A Third Wheel No More?

Sophomore linebacker Ishaq Williams looks to join a pair of breakout classmates more often on the field, and in the offense's backfield, next fall.

Ishaq Williams did not display moments of utter dominance as a college freshman. Unlike fellow 2011 early enrollee Aaron Lynch, Williams didn't lead the team in sacks or QB hurries or moments of fan-inducing frenzy.

He didn't star in his role vs. USC and Michigan State like classmate George Atkinson III and he's not the front seven defender everyone has tagged for an NFL paycheck like Stephon Tuitt.

In other words, he was like 90 percent of the freshmen football players across the country last season.

"Just (re)watching last season and how I contributed. It wasn't as much as I wanted," Williams said after playing in 11 games but recording just six stops. "I just understood that last year I didn't do as well as I should have. I came out and thought about what I needed to do better. Now I understand my job better so I can go out there and work every day."

The former 5-star prospect was the first member of his class to hit the field, appearing as the lone freshman on the kickoff return team for the season's opening boot. He logged solid rotation time vs. South Florida that day and the following weekend in Ann Arbor, but meaningful scrimmage appearances thereafter were few and far between.

That is, until he appeared in the red zone during crunch time vs. Florida State in the Champs Sports bowl.

"Maybe toward the end of the season when I didn't get to contribute to the team as much as I wanted to, so I came out here made better effort," Williams said of his focus this spring. "The biggest thing was effort. Then understanding what I have to do.

"I understand my jobs better. I understand the defense and football better. I feel more comfortable in the system to do my job to the best of my ability."

Well-suited for his role

Williams' job is Cat linebacker and, partly due to the absence of junior Prince Shembo (foot injury), Williams has been running with the first unit for the bulk of spring ball. Assuming consistent effort continues, the pair will likely work in congress next fall in the team's base defense and both be on the field as pass rushers in long-yardage situations.

"I like to rush the passer and the fact that I can do that as a (4-3) DE," he noted of the defense's oft-shifting front.

The aforementioned Tuitt has noticed a change in his classmate's approach as well.

"If he wanted to be at the competitive level with Aaron (Lynch) and me, he had to jump right on it," Tuitt offered. "And he's awesome."

Head coach Brian Kelly has seen flashes of Williams' potential; Kelly did little to hide his enthusiasm at the prospects of Williams filling a front seven role.

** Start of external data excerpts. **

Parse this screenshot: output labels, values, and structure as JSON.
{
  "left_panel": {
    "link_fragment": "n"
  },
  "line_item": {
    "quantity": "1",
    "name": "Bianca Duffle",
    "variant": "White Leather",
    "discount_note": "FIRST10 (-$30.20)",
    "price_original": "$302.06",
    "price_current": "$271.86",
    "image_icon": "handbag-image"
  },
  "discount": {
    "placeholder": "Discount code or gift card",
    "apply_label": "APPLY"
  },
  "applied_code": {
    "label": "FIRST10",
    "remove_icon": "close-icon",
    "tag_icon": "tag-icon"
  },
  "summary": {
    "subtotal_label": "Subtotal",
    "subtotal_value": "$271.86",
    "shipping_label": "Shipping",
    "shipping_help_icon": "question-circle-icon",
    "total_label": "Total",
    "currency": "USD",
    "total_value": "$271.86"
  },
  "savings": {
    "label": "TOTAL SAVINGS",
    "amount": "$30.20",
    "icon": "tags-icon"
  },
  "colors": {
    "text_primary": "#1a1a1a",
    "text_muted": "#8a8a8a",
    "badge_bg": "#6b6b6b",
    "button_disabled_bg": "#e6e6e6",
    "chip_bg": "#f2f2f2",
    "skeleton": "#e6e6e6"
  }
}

"He's getting there. He's getting there," Kelly said. "The light is starting to go on. There were a couple instances today where he was matched up with Troy Niklas – its exciting stuff. He has to do it consistently but we know what he's capable of when it starts to come together."

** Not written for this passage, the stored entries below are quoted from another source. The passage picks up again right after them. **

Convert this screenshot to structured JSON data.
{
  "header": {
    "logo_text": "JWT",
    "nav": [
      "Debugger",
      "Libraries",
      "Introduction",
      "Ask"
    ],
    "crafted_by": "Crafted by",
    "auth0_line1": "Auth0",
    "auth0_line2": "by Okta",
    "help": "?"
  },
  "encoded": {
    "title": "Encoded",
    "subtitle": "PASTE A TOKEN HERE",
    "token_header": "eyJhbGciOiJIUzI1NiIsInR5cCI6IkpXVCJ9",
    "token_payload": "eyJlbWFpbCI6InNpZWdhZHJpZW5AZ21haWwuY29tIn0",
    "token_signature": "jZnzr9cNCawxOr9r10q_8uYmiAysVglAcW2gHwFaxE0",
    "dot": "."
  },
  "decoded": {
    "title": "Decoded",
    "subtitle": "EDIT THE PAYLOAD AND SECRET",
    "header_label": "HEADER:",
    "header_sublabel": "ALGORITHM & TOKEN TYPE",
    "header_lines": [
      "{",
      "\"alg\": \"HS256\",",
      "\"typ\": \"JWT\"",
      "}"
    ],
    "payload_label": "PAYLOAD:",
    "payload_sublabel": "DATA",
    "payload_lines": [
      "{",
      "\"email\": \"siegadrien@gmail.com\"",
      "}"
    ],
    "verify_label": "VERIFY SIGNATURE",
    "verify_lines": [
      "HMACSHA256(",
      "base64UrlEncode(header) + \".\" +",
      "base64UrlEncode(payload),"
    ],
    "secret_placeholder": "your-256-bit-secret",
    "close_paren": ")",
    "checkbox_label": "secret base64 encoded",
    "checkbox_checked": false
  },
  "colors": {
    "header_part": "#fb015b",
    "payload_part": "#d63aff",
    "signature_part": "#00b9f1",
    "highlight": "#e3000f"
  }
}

Williams' current goal isn't to start. It's to practice like he'll eventually play.

It's a different competitive level (1 vs. 2). But everyone's competing, so either way, you're getting good work.

"I don't want to think like that," he noted of his current first team status. "I just need to get better and get ready to play every day. Just learning how to practice helps you learn how to play. You have to give 100 percent.

"Last year, I was young, and now I see how stuff is done around here," he continued. "So basically, I'm more comfortable now with the defense and what's expected of me."

Consistent effort and production is the expectation of every defender in Bob Diaco's defense. If Williams can harness the former, the latter is sure to follow.